There are only 13 sanctuaries and two marine monuments, and many hope this designation and the much-hoped-for visitor’s center and science labs will bring jobs and tourism to the western part of Charles County.
Over the past three years, the National Oceanic and Atmospheric Administration and various partners in the public and private sector have been working closely together to come up with a mutually-agreeable plan since the original nomination was submitted in 2014.
When the sanctuary status was originally proposed, the community was overwhelmingly supportive.
The nomination included three parks — Mallows Bay, Purse State Park along the Potomac and Widewater State Park in Virginia. Known now as “Alternative B,” it covered 18 square miles with six miles of shoreline.
Sammy Orlando, an official from NOAA’s Chesapeake office in Annapolis, said that during the comment period from December 2015 to January 2016, many Marylanders recommended expanding the area to include all the known shipwrecks and adding more access points for kayak launches.
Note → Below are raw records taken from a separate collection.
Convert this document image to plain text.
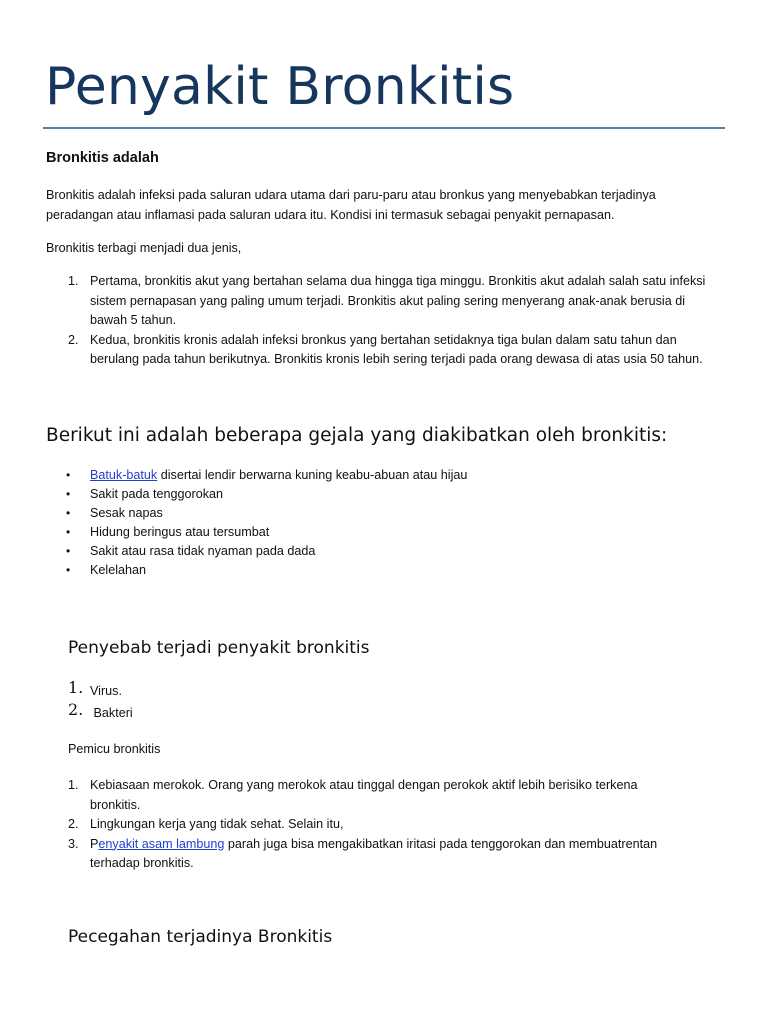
Penyakit Bronkitis
Bronkitis adalah

Bronkitis adalah infeksi pada saluran udara utama dari paru-paru atau bronkus yang menyebabkan terjadinya
peradangan atau inflamasi pada saluran udara itu. Kondisi ini termasuk sebagai penyakit pernapasan.

Bronkitis terbagi menjadi dua jenis,

1. Pertama, bronkitis akut yang bertahan selama dua hingga tiga minggu. Bronkitis akut adalah salah satu infeksi
sistem pernapasan yang paling umum terjadi. Bronkitis akut paling sering menyerang anak-anak berusia di
bawah 5 tahun.
2. Kedua, bronkitis kronis adalah infeksi bronkus yang bertahan setidaknya tiga bulan dalam satu tahun dan
berulang pada tahun berikutnya. Bronkitis kronis lebih sering terjadi pada orang dewasa di atas usia 50 tahun.
Berikut ini adalah beberapa gejala yang diakibatkan oleh bronkitis:
• Batuk-batuk disertai lendir berwarna kuning keabu-abuan atau hijau
• Sakit pada tenggorokan
• Sesak napas
• Hidung beringus atau tersumbat
• Sakit atau rasa tidak nyaman pada dada
• Kelelahan
Penyebab terjadi penyakit bronkitis
1. Virus.
2. Bakteri
Pemicu bronkitis
1. Kebiasaan merokok. Orang yang merokok atau tinggal dengan perokok aktif lebih berisiko terkena
bronkitis.
2. Lingkungan kerja yang tidak sehat. Selain itu,
3. Penyakit asam lambung parah juga bisa mengakibatkan iritasi pada tenggorokan dan membuatrentan
terhadap bronkitis.
Pecegahan terjadinya Bronkitis
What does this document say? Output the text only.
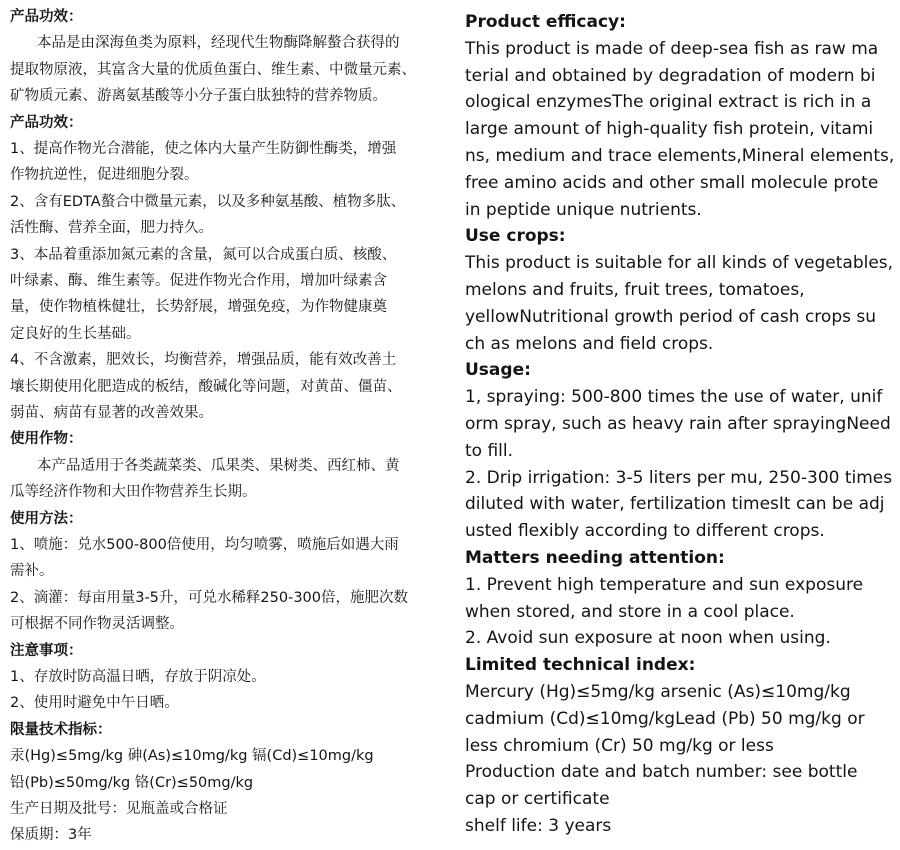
产品功效：
本品是由深海鱼类为原料，经现代生物酶降解螯合获得的
提取物原液，其富含大量的优质鱼蛋白、维生素、中微量元素、
矿物质元素、游离氨基酸等小分子蛋白肽独特的营养物质。
产品功效：
1、提高作物光合潜能，使之体内大量产生防御性酶类，增强
作物抗逆性，促进细胞分裂。
2、含有EDTA螯合中微量元素，以及多种氨基酸、植物多肽、
活性酶、营养全面，肥力持久。
3、本品着重添加氮元素的含量，氮可以合成蛋白质、核酸、
叶绿素、酶、维生素等。促进作物光合作用，增加叶绿素含
量，使作物植株健壮，长势舒展，增强免疫，为作物健康奠
定良好的生长基础。
4、不含激素，肥效长，均衡营养，增强品质，能有效改善土
壤长期使用化肥造成的板结，酸碱化等问题，对黄苗、僵苗、
弱苗、病苗有显著的改善效果。
使用作物：
本产品适用于各类蔬菜类、瓜果类、果树类、西红柿、黄
瓜等经济作物和大田作物营养生长期。
使用方法：
1、喷施：兑水500-800倍使用，均匀喷雾，喷施后如遇大雨
需补。
2、滴灌：每亩用量3-5升，可兑水稀释250-300倍，施肥次数
可根据不同作物灵活调整。
注意事项：
1、存放时防高温日晒，存放于阴凉处。
2、使用时避免中午日晒。
限量技术指标：
汞(Hg)≤5mg/kg 砷(As)≤10mg/kg 镉(Cd)≤10mg/kg
铅(Pb)≤50mg/kg 铬(Cr)≤50mg/kg
生产日期及批号：见瓶盖或合格证
保质期：3年
Product efficacy:
This product is made of deep-sea fish as raw ma
terial and obtained by degradation of modern bi
ological enzymesThe original extract is rich in a
large amount of high-quality fish protein, vitami
ns, medium and trace elements,Mineral elements,
free amino acids and other small molecule prote
in peptide unique nutrients.
Use crops:
This product is suitable for all kinds of vegetables,
melons and fruits, fruit trees, tomatoes,
yellowNutritional growth period of cash crops su
ch as melons and field crops.
Usage:
1, spraying: 500-800 times the use of water, unif
orm spray, such as heavy rain after sprayingNeed
to fill.
2. Drip irrigation: 3-5 liters per mu, 250-300 times
diluted with water, fertilization timesIt can be adj
usted flexibly according to different crops.
Matters needing attention:
1. Prevent high temperature and sun exposure
when stored, and store in a cool place.
2. Avoid sun exposure at noon when using.
Limited technical index:
Mercury (Hg)≤5mg/kg arsenic (As)≤10mg/kg
cadmium (Cd)≤10mg/kgLead (Pb) 50 mg/kg or
less chromium (Cr) 50 mg/kg or less
Production date and batch number: see bottle
cap or certificate
shelf life: 3 years
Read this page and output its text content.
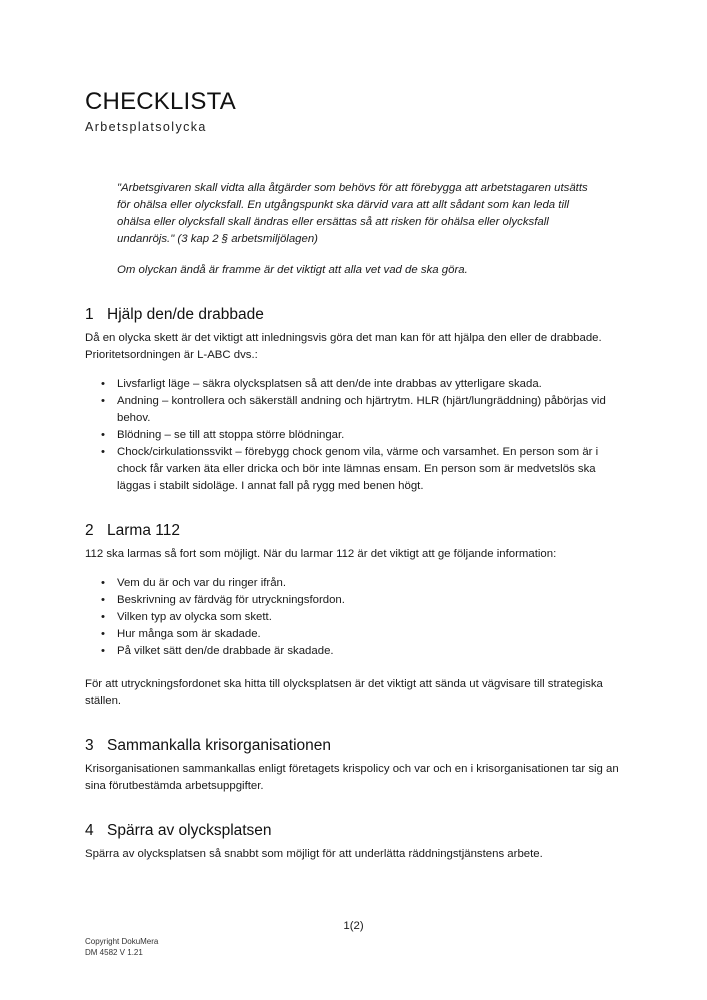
CHECKLISTA
Arbetsplatsolycka

"Arbetsgivaren skall vidta alla åtgärder som behövs för att förebygga att arbetstagaren utsätts för ohälsa eller olycksfall. En utgångspunkt ska därvid vara att allt sådant som kan leda till ohälsa eller olycksfall skall ändras eller ersättas så att risken för ohälsa eller olycksfall undanröjs." (3 kap 2 § arbetsmiljölagen)

Om olyckan ändå är framme är det viktigt att alla vet vad de ska göra.

1 Hjälp den/de drabbade

Då en olycka skett är det viktigt att inledningsvis göra det man kan för att hjälpa den eller de drabbade. Prioritetsordningen är L-ABC dvs.:

• Livsfarligt läge – säkra olycksplatsen så att den/de inte drabbas av ytterligare skada.
• Andning – kontrollera och säkerställ andning och hjärtrytm. HLR (hjärt/lungräddning) påbörjas vid behov.
• Blödning – se till att stoppa större blödningar.
• Chock/cirkulationssvikt – förebygg chock genom vila, värme och varsamhet. En person som är i chock får varken äta eller dricka och bör inte lämnas ensam. En person som är medvetslös ska läggas i stabilt sidoläge. I annat fall på rygg med benen högt.
2 Larma 112

112 ska larmas så fort som möjligt. När du larmar 112 är det viktigt att ge följande information:

• Vem du är och var du ringer ifrån.
• Beskrivning av färdväg för utryckningsfordon.
• Vilken typ av olycka som skett.
• Hur många som är skadade.
• På vilket sätt den/de drabbade är skadade.

För att utryckningsfordonet ska hitta till olycksplatsen är det viktigt att sända ut vägvisare till strategiska ställen.

3 Sammankalla krisorganisationen

Krisorganisationen sammankallas enligt företagets krispolicy och var och en i krisorganisationen tar sig an sina förutbestämda arbetsuppgifter.

4 Spärra av olycksplatsen

Spärra av olycksplatsen så snabbt som möjligt för att underlätta räddningstjänstens arbete.

1(2)
Copyright DokuMera
DM 4582 V 1.21
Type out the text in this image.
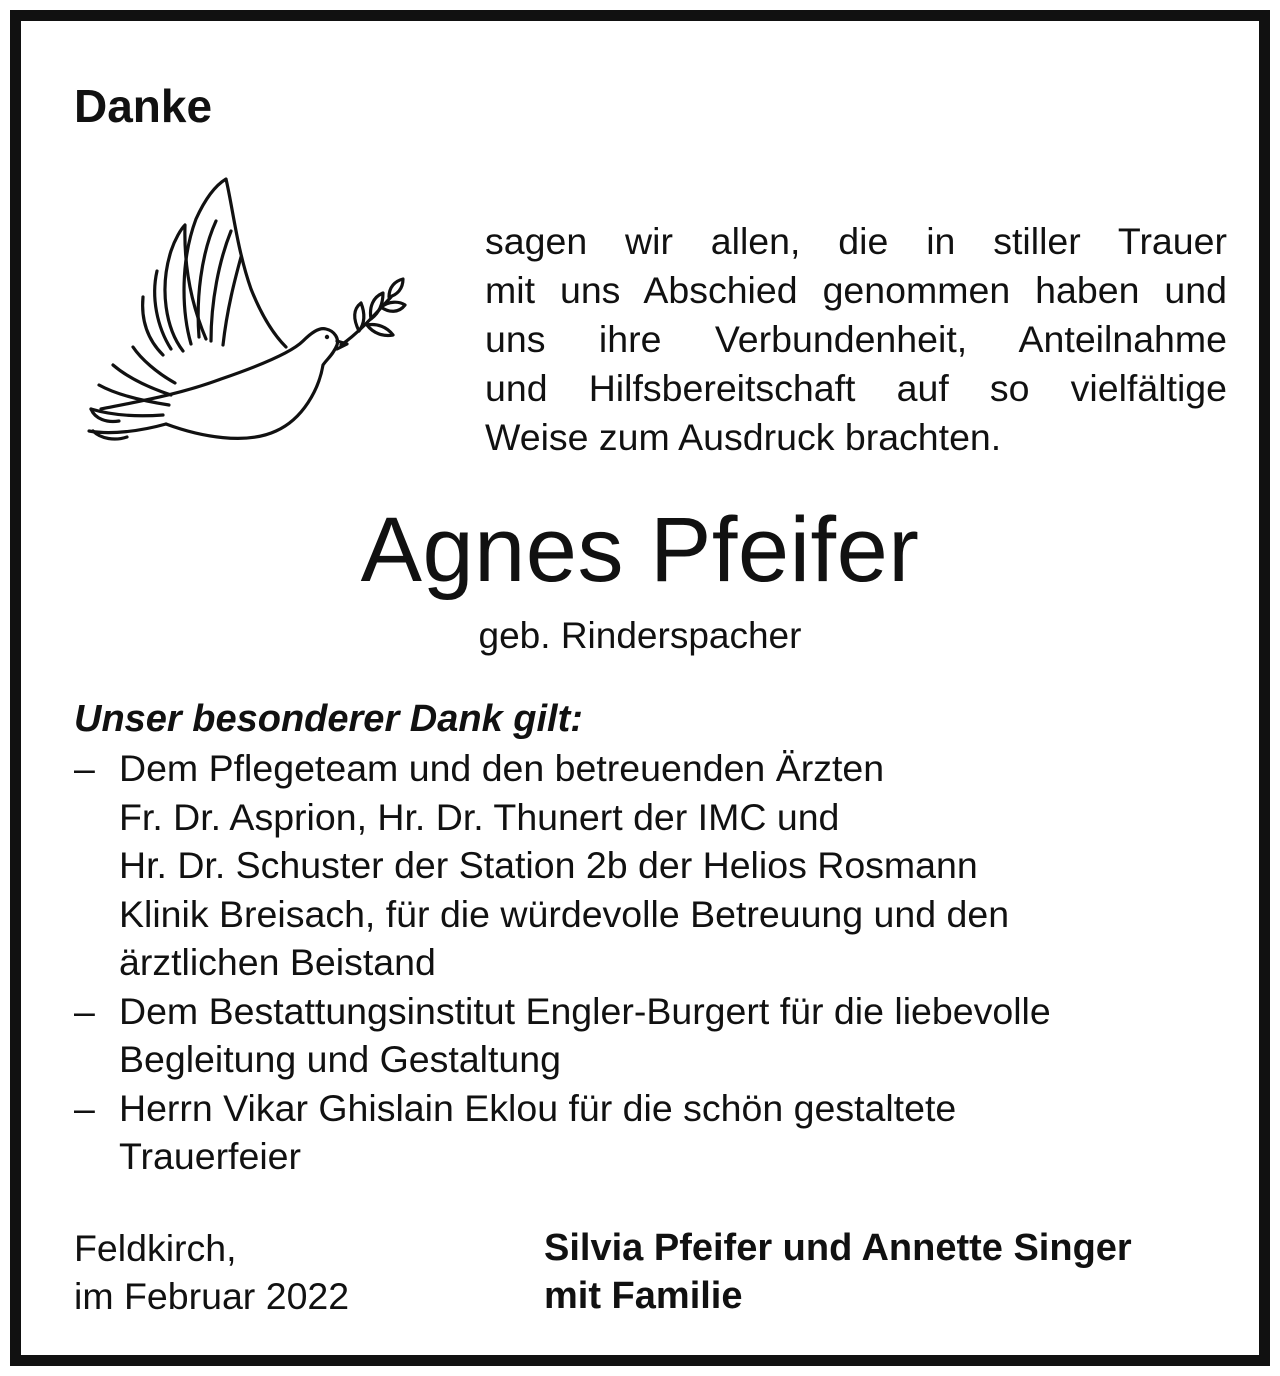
Danke
sagen wir allen, die in stiller Trauer
mit uns Abschied genommen haben und
uns ihre Verbundenheit, Anteilnahme
und Hilfsbereitschaft auf so vielfältige
Weise zum Ausdruck brachten.
Agnes Pfeifer
geb. Rinderspacher
Unser besonderer Dank gilt:
– Dem Pflegeteam und den betreuenden Ärzten
Fr. Dr. Asprion, Hr. Dr. Thunert der IMC und
Hr. Dr. Schuster der Station 2b der Helios Rosmann
Klinik Breisach, für die würdevolle Betreuung und den
ärztlichen Beistand
– Dem Bestattungsinstitut Engler-Burgert für die liebevolle
Begleitung und Gestaltung
– Herrn Vikar Ghislain Eklou für die schön gestaltete
Trauerfeier
Feldkirch,
im Februar 2022
Silvia Pfeifer und Annette Singer
mit Familie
And therein is where the problem lies.
Now NOAA’s preferred option has almost tripled in size, to 52 square miles and 14 miles of shoreline, referred to as “Alternative C,” which does contain all the known shipwrecks in the Potomac and adds Caledon State Park in Virginia.
There’s even a super-sized version, “Alternative D,” which contains 100 square miles and 68 miles of shoreline. It is this option that elicited the most outcry at the meeting.
Indeed, many people expressed that they had supported the original plan and felt like they were now the victims of a “bait and switch.”
Yes, it looks like a water grab now. From a smallish region around Mallows Bay, it is now a large part of the tidal Potomac River? Will they use it to try to exert Federal control over recreational and commercial fishing and recreational boating in the area? Probably not initially, but later? Yeah, probably.